Ahad 06 Sep 2020 18:51 WIB

Mumpung Masih Ada Waktu

Mari kita berbenah mumpung masih ada waktu. Sebagai insan hukum, pilih jalan mana.

M Yusuf (tengah). Sekarang terpulang kepada kita sebagai insan yang berkecimpung di bidang hukum akan memilih jalan mana? Mari kita berbenah mumpung masih ada waktu
Foto: Republika/Rakhmawaty La'lang
M Yusuf (tengah). Sekarang terpulang kepada kita sebagai insan yang berkecimpung di bidang hukum akan memilih jalan mana? Mari kita berbenah mumpung masih ada waktu

REPUBLIKA.CO.ID, Oleh: Muhammad Yusuf, Inspektur Jenderal Kementerian Kelautan dan Perikanan

Merekayasa pasal, buang barang buktinya dan macam-macam karena hukum bisa diindustrikan, begitulah ujar Menko Polhukam saat menjadi pembicara kunci peluncuran 28 buku di Gedung Mahkamah Konstitusi (MK) pada 2 September 2020 lalu.

Sebagai praktisi yang sudah berkecimpung puluhan tahun menangani perkara, baik sebagai penyidik, jaksa peneliti, jaksa penuntut umum, jaksa yang melakukan eksekusi maupun Kepala Kejaksaan Negeri, penulis tidak tahu secara pasti di mana, kapan, dan berapa banyak kejadian seperti yang diucapkan Menko Polhukam tersebut.

Namun saya juga percaya seorang Menko Polhukam yang menaungi petinggi penegak hukum di Indonesia tentu tidaklah mungkin berbicara serampangan atau menyampaikan sesuatu yang bersifat bualan ataupun khayalan semata.

Namun demikian, jika kita lihat dari tingkat kepuasan masyarakat dan efektivitas penegakan hukum pada umumnya, memang masih dirasakan masih banyak kekurangan. Mulai dari tidak ditemukannya tersangka, lamanya penyidikan dengan alasan karena kesulitan mencari bukti, pengenaan pasal yang disangkakan tidak menuju kepada sanksi yang memadai, tuntutan hukuman yang dirasakan terlalu ringan, dan banyaknya kasus yang belum terungkap. Kalaupun terungkap tidaklah menyusur kepada semua pihak yang terindikasi terlibat.

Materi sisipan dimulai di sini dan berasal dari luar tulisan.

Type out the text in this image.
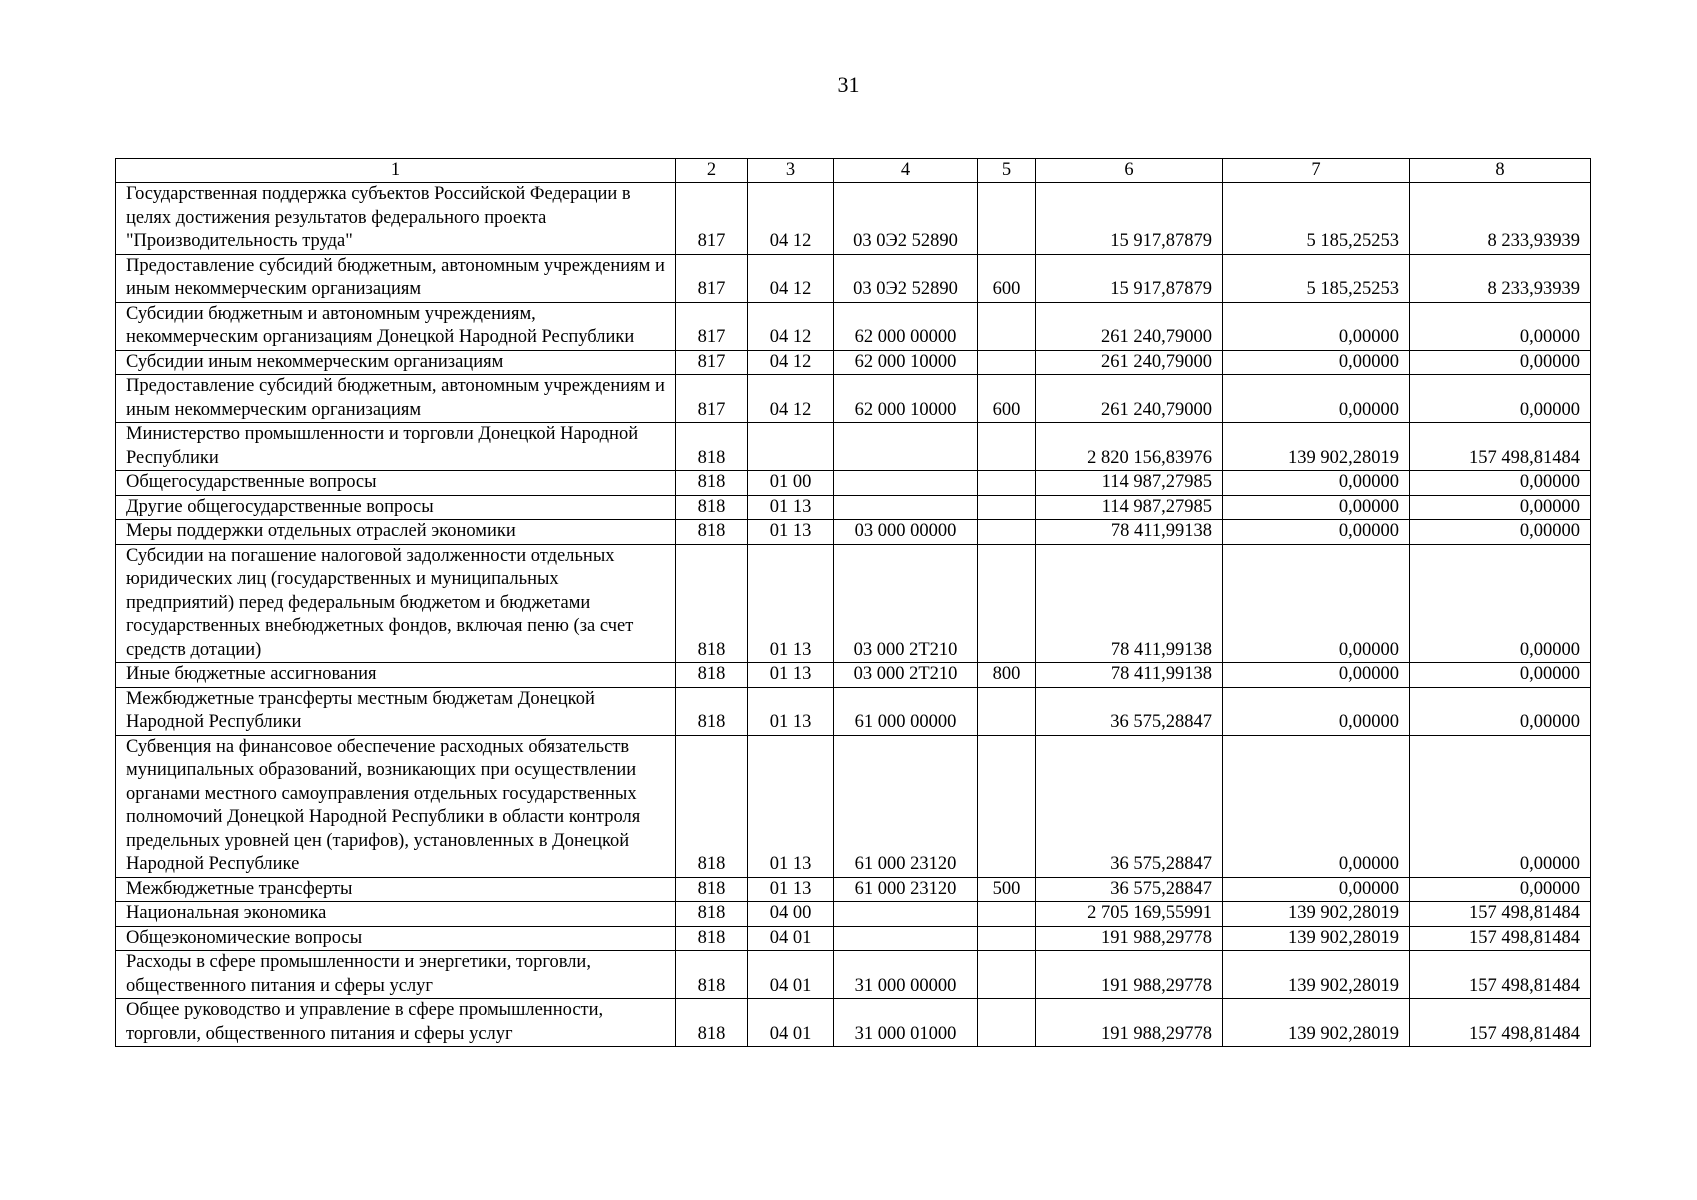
31
1	2	3	4	5	6	7	8
Государственная поддержка субъектов Российской Федерации в целях достижения результатов федерального проекта "Производительность труда"	817	04 12	03 0Э2 52890		15 917,87879	5 185,25253	8 233,93939
Предоставление субсидий бюджетным, автономным учреждениям и иным некоммерческим организациям	817	04 12	03 0Э2 52890	600	15 917,87879	5 185,25253	8 233,93939
Субсидии бюджетным и автономным учреждениям, некоммерческим организациям Донецкой Народной Республики	817	04 12	62 000 00000		261 240,79000	0,00000	0,00000
Субсидии иным некоммерческим организациям	817	04 12	62 000 10000		261 240,79000	0,00000	0,00000
Предоставление субсидий бюджетным, автономным учреждениям и иным некоммерческим организациям	817	04 12	62 000 10000	600	261 240,79000	0,00000	0,00000
Министерство промышленности и торговли Донецкой Народной Республики	818				2 820 156,83976	139 902,28019	157 498,81484
Общегосударственные вопросы	818	01 00			114 987,27985	0,00000	0,00000
Другие общегосударственные вопросы	818	01 13			114 987,27985	0,00000	0,00000
Меры поддержки отдельных отраслей экономики	818	01 13	03 000 00000		78 411,99138	0,00000	0,00000
Субсидии на погашение налоговой задолженности отдельных юридических лиц (государственных и муниципальных предприятий) перед федеральным бюджетом и бюджетами государственных внебюджетных фондов, включая пеню (за счет средств дотации)	818	01 13	03 000 2Т210		78 411,99138	0,00000	0,00000
Иные бюджетные ассигнования	818	01 13	03 000 2Т210	800	78 411,99138	0,00000	0,00000
Межбюджетные трансферты местным бюджетам Донецкой Народной Республики	818	01 13	61 000 00000		36 575,28847	0,00000	0,00000
Субвенция на финансовое обеспечение расходных обязательств муниципальных образований, возникающих при осуществлении органами местного самоуправления отдельных государственных полномочий Донецкой Народной Республики в области контроля предельных уровней цен (тарифов), установленных в Донецкой Народной Республике	818	01 13	61 000 23120		36 575,28847	0,00000	0,00000
Межбюджетные трансферты	818	01 13	61 000 23120	500	36 575,28847	0,00000	0,00000
Национальная экономика	818	04 00			2 705 169,55991	139 902,28019	157 498,81484
Общеэкономические вопросы	818	04 01			191 988,29778	139 902,28019	157 498,81484
Расходы в сфере промышленности и энергетики, торговли, общественного питания и сферы услуг	818	04 01	31 000 00000		191 988,29778	139 902,28019	157 498,81484
Общее руководство и управление в сфере промышленности, торговли, общественного питания и сферы услуг	818	04 01	31 000 01000		191 988,29778	139 902,28019	157 498,81484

Jika kita merujuk kepada pendapat Lawrence Meir Friedman terdapat 4 (empat elemen) utama dalam sistem hukum, yaitu legal substance, legal structure, legal culture, dan legal impact. Dari empat elemen tersebut, tiga elemen yang mempengaruhi efektivitas penegakan hukum, yakni legal substance, legal structure, dan legal culture

Terwujud atau tidaknya legal substance dan legal culture sesungguhnya bergantung pada sang pembuat undang-undang dan pelaksananya (para penegak hukum), sehingga menurut penulis masalah fundamentalnya berada pada aspek manusianya (The man behind the gun).

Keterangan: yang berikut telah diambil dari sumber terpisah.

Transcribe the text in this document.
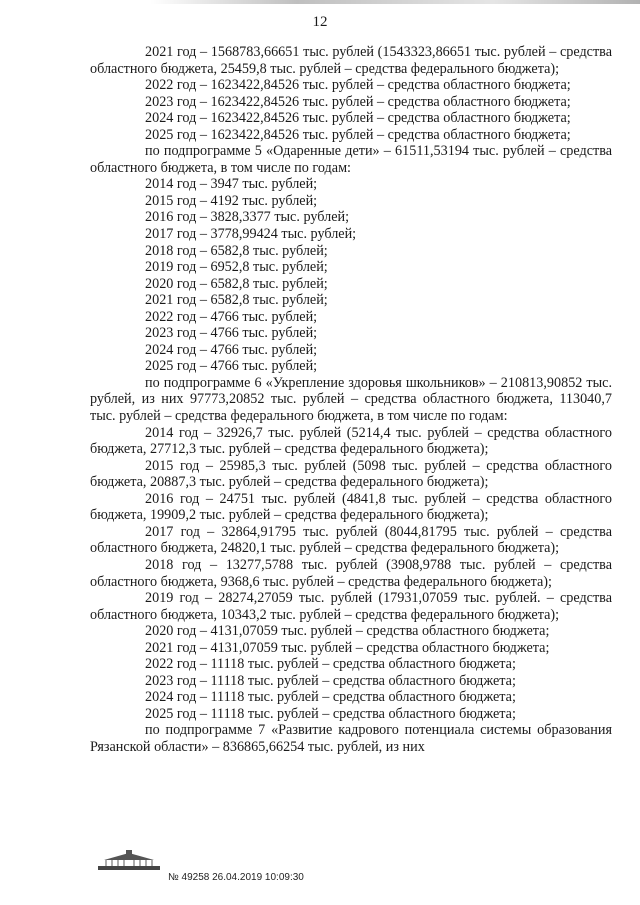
12

2021 год – 1568783,66651 тыс. рублей (1543323,86651 тыс. рублей – средства областного бюджета, 25459,8 тыс. рублей – средства федерального бюджета);

2022 год – 1623422,84526 тыс. рублей – средства областного бюджета;

2023 год – 1623422,84526 тыс. рублей – средства областного бюджета;

2024 год – 1623422,84526 тыс. рублей – средства областного бюджета;

2025 год – 1623422,84526 тыс. рублей – средства областного бюджета;

по подпрограмме 5 «Одаренные дети» – 61511,53194 тыс. рублей – средства областного бюджета, в том числе по годам:

2014 год – 3947 тыс. рублей;

2015 год – 4192 тыс. рублей;

2016 год – 3828,3377 тыс. рублей;

2017 год – 3778,99424 тыс. рублей;

2018 год – 6582,8 тыс. рублей;

2019 год – 6952,8 тыс. рублей;

2020 год – 6582,8 тыс. рублей;

2021 год – 6582,8 тыс. рублей;

2022 год – 4766 тыс. рублей;

2023 год – 4766 тыс. рублей;

2024 год – 4766 тыс. рублей;

2025 год – 4766 тыс. рублей;

по подпрограмме 6 «Укрепление здоровья школьников» – 210813,90852 тыс. рублей, из них 97773,20852 тыс. рублей – средства областного бюджета, 113040,7 тыс. рублей – средства федерального бюджета, в том числе по годам:

2014 год – 32926,7 тыс. рублей (5214,4 тыс. рублей – средства областного бюджета, 27712,3 тыс. рублей – средства федерального бюджета);

2015 год – 25985,3 тыс. рублей (5098 тыс. рублей – средства областного бюджета, 20887,3 тыс. рублей – средства федерального бюджета);

2016 год – 24751 тыс. рублей (4841,8 тыс. рублей – средства областного бюджета, 19909,2 тыс. рублей – средства федерального бюджета);

2017 год – 32864,91795 тыс. рублей (8044,81795 тыс. рублей – средства областного бюджета, 24820,1 тыс. рублей – средства федерального бюджета);

2018 год – 13277,5788 тыс. рублей (3908,9788 тыс. рублей – средства областного бюджета, 9368,6 тыс. рублей – средства федерального бюджета);

2019 год – 28274,27059 тыс. рублей (17931,07059 тыс. рублей. – средства областного бюджета, 10343,2 тыс. рублей – средства федерального бюджета);

2020 год – 4131,07059 тыс. рублей – средства областного бюджета;

2021 год – 4131,07059 тыс. рублей – средства областного бюджета;

2022 год – 11118 тыс. рублей – средства областного бюджета;

2023 год – 11118 тыс. рублей – средства областного бюджета;

2024 год – 11118 тыс. рублей – средства областного бюджета;

2025 год – 11118 тыс. рублей – средства областного бюджета;

по подпрограмме 7 «Развитие кадрового потенциала системы образования Рязанской области» – 836865,66254 тыс. рублей, из них

№ 49258 26.04.2019 10:09:30
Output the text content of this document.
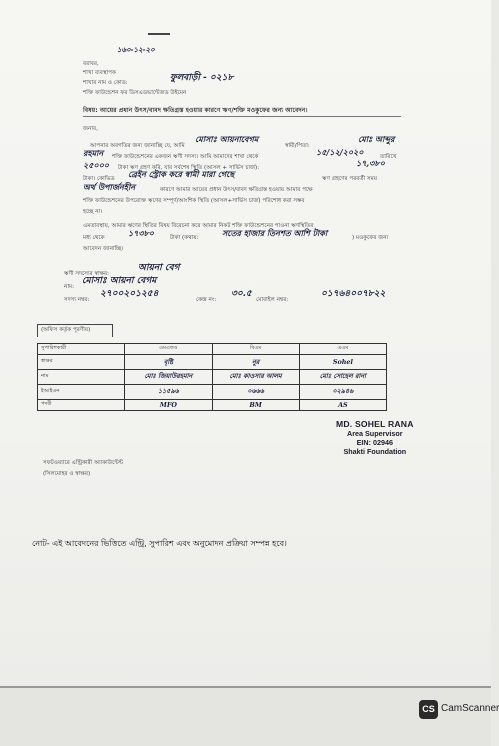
১৬০-১২-২০
বরাবর,
শাখা ব্যবস্থাপক
শাখার নাম ও কোড:	ফুলবাড়ী - ০২১৮
শক্তি ফাউন্ডেশন ফর ডিসএডভান্টেজড উইমেন
বিষয়: আয়ের প্রধান উৎস/বাবদ ক্ষতিগ্রস্ত হওয়ার কারণে ঋণ/শক্তি মওকুফের জন্য আবেদন।
জনাব,
আপনার অবগতির জন্য জানাচ্ছি যে, আমি
মোসাঃ আয়নাবেগম
স্বামী/পিতা:
মোঃ আব্দুর
রহমান শক্তি ফাউন্ডেশনের একজন ঋণী সদস্য। আমি আমাদের শাখা থেকে	১৫/১২/২০২০	তারিখে
২৫০০০ টাকা ঋণ গ্রহণ করি, যার সর্বশেষ স্থিতি (আসল + সার্ভিস চার্জ):	১৭,৩৮০
টাকা। কোভিড ব্রেইন স্ট্রোক করে স্বামী মারা গেছে	ঋণ গ্রহণের পরবর্তী সময়
অর্থ উপার্জনহীন	কারণে আমার আয়ের প্রধান উৎস/বাবদ ক্ষতিগ্রস্ত হওয়ায় আমার পক্ষে
শক্তি ফাউন্ডেশনের উপরোক্ত ঋণের সম্পূর্ণ/আংশিক স্থিতি (আসল+সার্ভিস চার্জ) পরিশোধ করা সম্ভব
হচ্ছে না।
এমতাবস্থায়, আমার ঋণের স্থিতির বিষয় বিবেচনা করে আমার নিকট শক্তি ফাউন্ডেশনের পাওনা ঋণস্থিতির
মধ্য থেকে	১৭৩৮০	টাকা (কথায়:	সতের হাজার তিনশত আশি টাকা	) মওকুফের জন্য
আবেদন জানাচ্ছি।
ঋণী সদস্যের স্বাক্ষর:
আয়না বেগ
নাম:
মোসাঃ আয়না বেগম
সদস্য নম্বর:
২৭০০২০১২৫৪
কেন্দ্র নং:
৩০.৫
মোবাইল নম্বর:
০১৭৬৪০০৭৮২২
(অফিস কর্তৃক পূরণীয়)
সুপারিশকারী	এমএফও	বিএম	এএম
স্বাক্ষর	বৃষ্টি	নুর	Sohel
নাম	মোঃ জিয়াউরহমান	মোঃ কাওসার আলম	মোঃ সোহেল রানা
ইআইএন	১১৫৯৬	০৬৬৬	০২৯৪৬
পদবী	MFO	BM	AS
MD. SOHEL RANA
Area Supervisor
EIN: 02946
Shakti Foundation
সফটওয়্যারে এন্ট্রিকারী অ্যাকাউন্টেন্ট
(সিলমোহর ও স্বাক্ষর)
নোট- এই আবেদনের ভিত্তিতে এন্ট্রি, সুপারিশ এবং অনুমোদন প্রক্রিয়া সম্পন্ন হবে।
CS CamScanner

Disamping manusianya, permasalahan tersebut diperparah oleh kondisi perundang-undangan kita yang merupakan produk politik, bukan produk hukum. Buktinya yang membuat undang-undang adalah pemerintah (yang saat pemilu diusung oleh partai politik) bersama DPR yang merupakan wadah berkumpulnya para politisi. Oleh karena UU itu produk politik, maka pada akhirnya yang dikedepankan bukan lagi cita hukum (law as an state ideology), tapi berubah menjadi law as a tool to achieve the interest of the political party.

Berbeda dengan hukum agama yang lahir karena aturan yang tertuang dalam Kitab Suci dan penjabarannya melalui Rasulullah sang utusan atau hukum adat yang lahir dari nilai-nilai luhur yang hidup dalam masyarakat adat tersebut.

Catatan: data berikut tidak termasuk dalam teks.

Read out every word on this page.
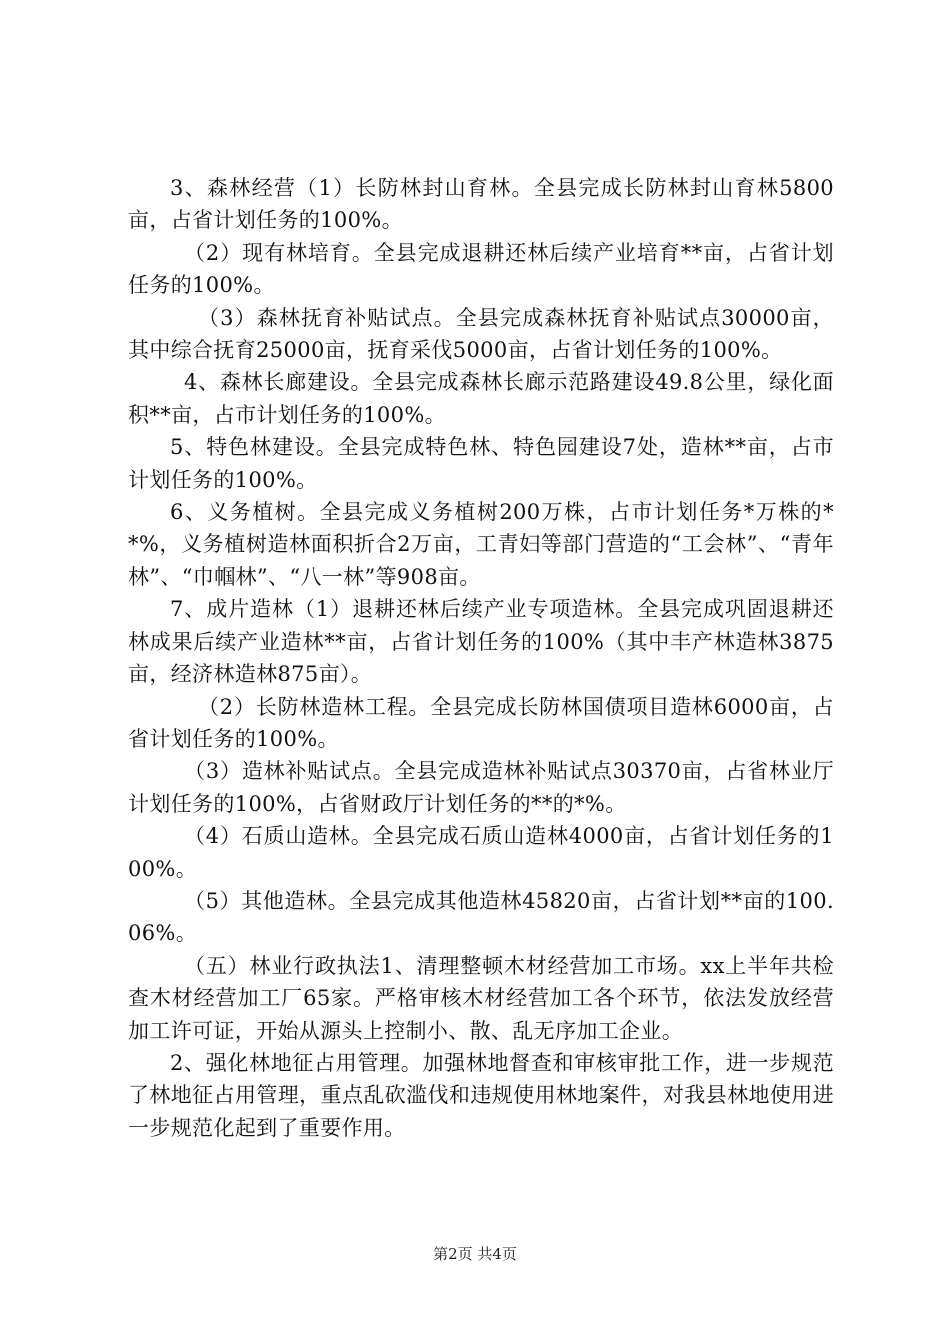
3、森林经营（1）长防林封山育林。全县完成长防林封山育林5800亩，占省计划任务的100%。

（2）现有林培育。全县完成退耕还林后续产业培育**亩，占省计划任务的100%。

（3）森林抚育补贴试点。全县完成森林抚育补贴试点30000亩，其中综合抚育25000亩，抚育采伐5000亩，占省计划任务的100%。

4、森林长廊建设。全县完成森林长廊示范路建设49.8公里，绿化面积**亩，占市计划任务的100%。

5、特色林建设。全县完成特色林、特色园建设7处，造林**亩，占市计划任务的100%。

6、义务植树。全县完成义务植树200万株，占市计划任务*万株的**%，义务植树造林面积折合2万亩，工青妇等部门营造的“工会林”、“青年林”、“巾帼林”、“八一林”等908亩。

7、成片造林（1）退耕还林后续产业专项造林。全县完成巩固退耕还林成果后续产业造林**亩，占省计划任务的100%（其中丰产林造林3875亩，经济林造林875亩）。

（2）长防林造林工程。全县完成长防林国债项目造林6000亩，占省计划任务的100%。

（3）造林补贴试点。全县完成造林补贴试点30370亩，占省林业厅计划任务的100%，占省财政厅计划任务的**的*%。

（4）石质山造林。全县完成石质山造林4000亩，占省计划任务的100%。

（5）其他造林。全县完成其他造林45820亩，占省计划**亩的100.06%。

（五）林业行政执法1、清理整顿木材经营加工市场。xx上半年共检查木材经营加工厂65家。严格审核木材经营加工各个环节，依法发放经营加工许可证，开始从源头上控制小、散、乱无序加工企业。

2、强化林地征占用管理。加强林地督查和审核审批工作，进一步规范了林地征占用管理，重点乱砍滥伐和违规使用林地案件，对我县林地使用进一步规范化起到了重要作用。

第2页 共4页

Lantas apa yang harus kita perbuat? Sebagai insan penegak hukum (khususnya pimpinan tertingginya yang bisa memberikan perintah atau arahan kepada bawahannya) harus memahami secara komprehensif tentang filosofi, asas, tujuan, dan manfaat dari dibuat serta lahirnya hukum tersebut agar saat diterapkan akan membuat masyarakat merasa terwakili kepentingan dan harapannya: terciptanya kepastian hukum yang berintikan rasa keadilan dan kebenaran.

Dalam pandangan kita yang percaya kepada Tuhan Yang maha Esa bahwa akan berdosa para pembuat, penafsir, penegak, dan pelaksana hukum tersebut jika dalam pelaksanaannya didasarkan pada motivasi "memanfaatkan" hukum untuk kepentingan pribadi atau golongan, apalagi dengan membengkokkannya dari apa yang sebenarnya dan seharusnya.

Mungkin ini salah satu early warning yang disampaikan oleh Rasulullah SAW dalam sabdanya yang diriwayatkan Imam Tirmidzi dalam hadits No 1244, yang juga diriwayatkan oleh Abu Daud dan Ibnu Majah bahwa dua pertiga dari penegak hukum (dalam pandangan penulis termasuk pembuat, penafsir, para ahli pemberi justifikasi penerapannya) akan bedosa dan masuk neraka (tentunya jika mereka memperlakukan hukum seperti yang penulis maksud di atas).

Namun sebaliknya, bagi mereka yang membuat, menafsirkan, menegakkan, dan melaksanakannya dengan niat baik dan menjadikannya sebagai ijtihad, maka mereka akan masuk ke dalam sepertiga yang akan dibalas dengan kebaikan, bahkan kalaupun ijtihadnya salah, tetap saja mereka mendapat imbalan kebaikan dengan nilai satu kebaikan dan jika benar akan mendapat dua nilai kebaikan, begitulah sabda Rasulullah SAW.

Sekarang terpulang kepada kita sebagai insan yang berkecimpung di bidang hukum akan memilih jalan yang mana? Mari kita berbenah mumpung masih ada waktu, begitu pesan penyanyi Ebiet Ghaffar Ade dalam syair lagu "Menjaring Matahari".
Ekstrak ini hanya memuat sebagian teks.